Wall Street strategists, notably JPMorgan and Citi, are at odds regarding the outlook for US funding markets as year-end approaches, following increased volatility and rising ultra-short-term interest rates. This divergence stems from a confluence of factors including the Treasury's accelerated short-dated debt issuance to rebuild its cash balance, the Federal Reserve's ongoing balance sheet reduction, and the near-zero utilization of the Fed's key overnight lending facility, all of which are tightening liquidity.

Analysis

A significant divergence in outlooks has emerged between major Wall Street strategists, including JPMorgan and Citi, concerning the trajectory of US funding markets for the remainder of the year. This uncertainty is fueled by recent volatility and a notable rise in ultra-short-term interest rates.

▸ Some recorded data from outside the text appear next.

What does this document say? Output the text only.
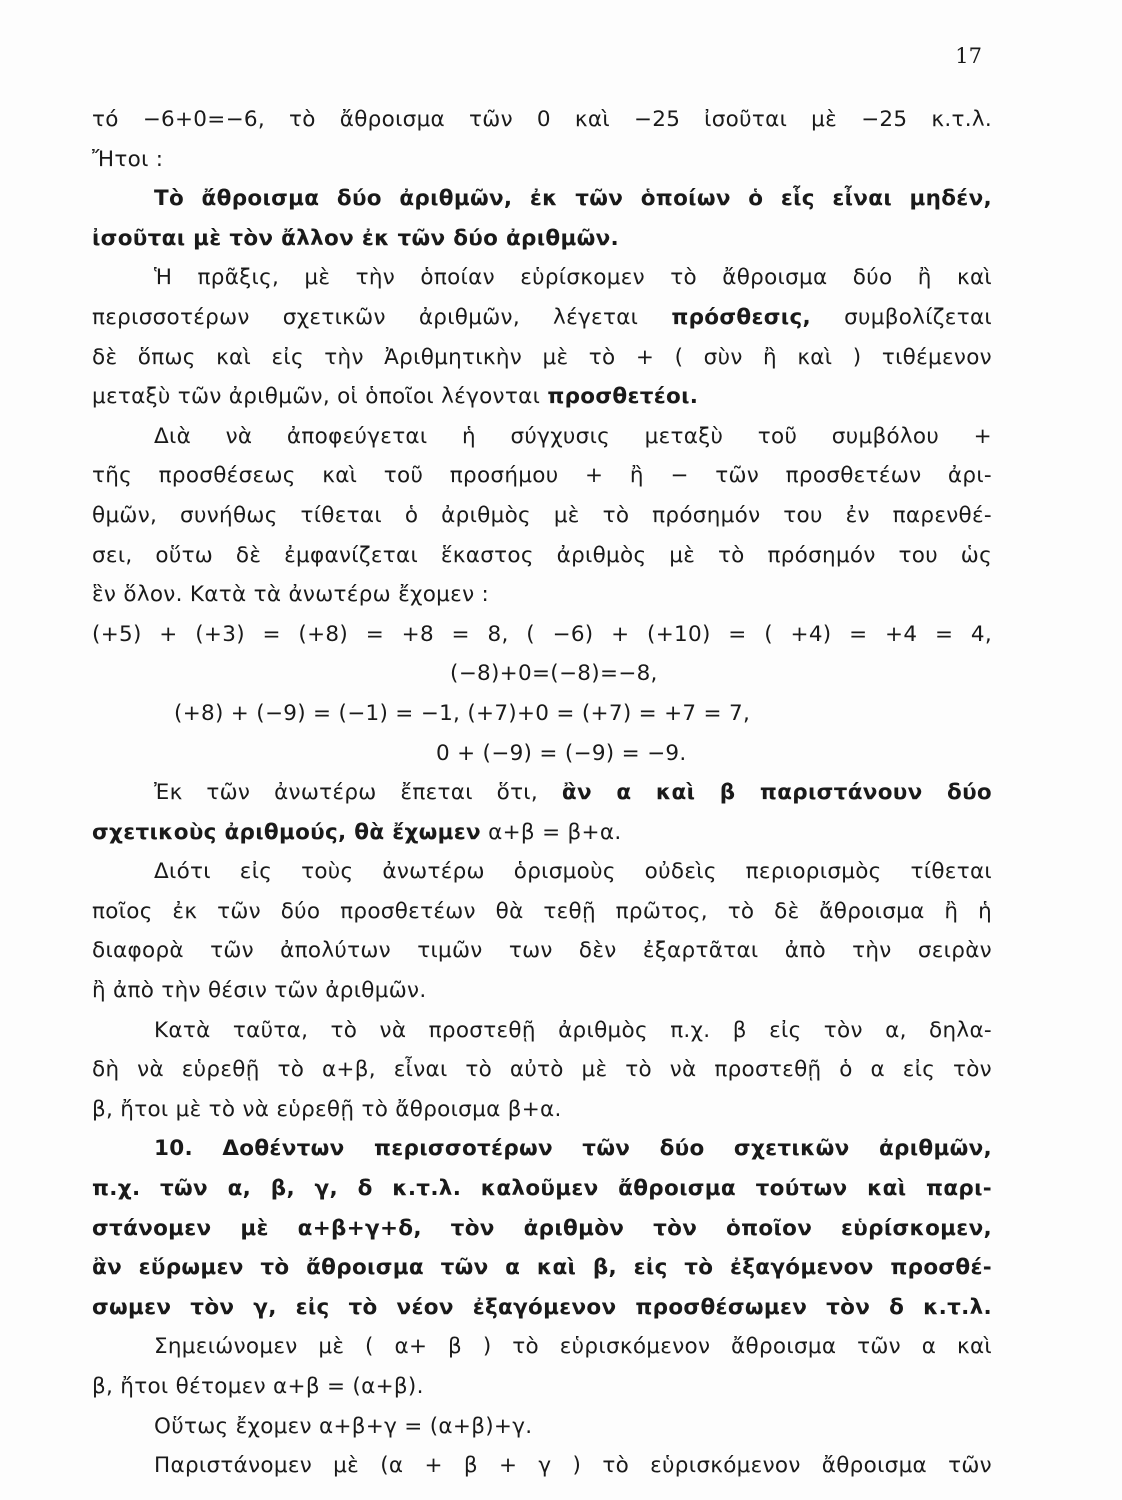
17
τό −6+0=−6, τὸ ἄθροισμα τῶν 0 καὶ −25 ἰσοῦται μὲ −25 κ.τ.λ.
Ἤτοι :
Τὸ ἄθροισμα δύο ἀριθμῶν, ἐκ τῶν ὁποίων ὁ εἷς εἶναι μηδέν,
ἰσοῦται μὲ τὸν ἄλλον ἐκ τῶν δύο ἀριθμῶν.
Ἡ πρᾶξις, μὲ τὴν ὁποίαν εὑρίσκομεν τὸ ἄθροισμα δύο ἢ καὶ
περισσοτέρων σχετικῶν ἀριθμῶν, λέγεται πρόσθεσις, συμβολίζεται
δὲ ὅπως καὶ εἰς τὴν Ἀριθμητικὴν μὲ τὸ + ( σὺν ἢ καὶ ) τιθέμενον
μεταξὺ τῶν ἀριθμῶν, οἱ ὁποῖοι λέγονται προσθετέοι.
Διὰ νὰ ἀποφεύγεται ἡ σύγχυσις μεταξὺ τοῦ συμβόλου +
τῆς προσθέσεως καὶ τοῦ προσήμου + ἢ − τῶν προσθετέων ἀρι-
θμῶν, συνήθως τίθεται ὁ ἀριθμὸς μὲ τὸ πρόσημόν του ἐν παρενθέ-
σει, οὕτω δὲ ἐμφανίζεται ἕκαστος ἀριθμὸς μὲ τὸ πρόσημόν του ὡς
ἓν ὅλον. Κατὰ τὰ ἀνωτέρω ἔχομεν :
(+5) + (+3) = (+8) = +8 = 8, ( −6) + (+10) = ( +4) = +4 = 4,
(−8)+0=(−8)=−8,
(+8) + (−9) = (−1) = −1, (+7)+0 = (+7) = +7 = 7,
0 + (−9) = (−9) = −9.
Ἐκ τῶν ἀνωτέρω ἔπεται ὅτι, ἂν α καὶ β παριστάνουν δύο
σχετικοὺς ἀριθμούς, θὰ ἔχωμεν α+β = β+α.
Διότι εἰς τοὺς ἀνωτέρω ὁρισμοὺς οὐδεὶς περιορισμὸς τίθεται
ποῖος ἐκ τῶν δύο προσθετέων θὰ τεθῇ πρῶτος, τὸ δὲ ἄθροισμα ἢ ἡ
διαφορὰ τῶν ἀπολύτων τιμῶν των δὲν ἐξαρτᾶται ἀπὸ τὴν σειρὰν
ἢ ἀπὸ τὴν θέσιν τῶν ἀριθμῶν.
Κατὰ ταῦτα, τὸ νὰ προστεθῇ ἀριθμὸς π.χ. β εἰς τὸν α, δηλα-
δὴ νὰ εὑρεθῇ τὸ α+β, εἶναι τὸ αὐτὸ μὲ τὸ νὰ προστεθῇ ὁ α εἰς τὸν
β, ἤτοι μὲ τὸ νὰ εὑρεθῇ τὸ ἄθροισμα β+α.
10. Δοθέντων περισσοτέρων τῶν δύο σχετικῶν ἀριθμῶν,
π.χ. τῶν α, β, γ, δ κ.τ.λ. καλοῦμεν ἄθροισμα τούτων καὶ παρι-
στάνομεν μὲ α+β+γ+δ, τὸν ἀριθμὸν τὸν ὁποῖον εὑρίσκομεν,
ἂν εὕρωμεν τὸ ἄθροισμα τῶν α καὶ β, εἰς τὸ ἐξαγόμενον προσθέ-
σωμεν τὸν γ, εἰς τὸ νέον ἐξαγόμενον προσθέσωμεν τὸν δ κ.τ.λ.
Σημειώνομεν μὲ ( α+ β ) τὸ εὑρισκόμενον ἄθροισμα τῶν α καὶ
β, ἤτοι θέτομεν α+β = (α+β).
Οὕτως ἔχομεν α+β+γ = (α+β)+γ.
Παριστάνομεν μὲ (α + β + γ ) τὸ εὑρισκόμενον ἄθροισμα τῶν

The tightening conditions are attributed to a confluence of factors: the U.S. Treasury is aggressively issuing short-dated debt to increase its cash reserves, which drains liquidity from the market; concurrently, the Federal Reserve continues its balance sheet reduction, further removing liquidity; and a critical buffer, the Fed's overnight lending facility, is experiencing a sharp decline in usage toward zero. This combination of fiscal and monetary actions is creating a liquidity squeeze, the severity and duration of which are now a key point of contention among market analysts.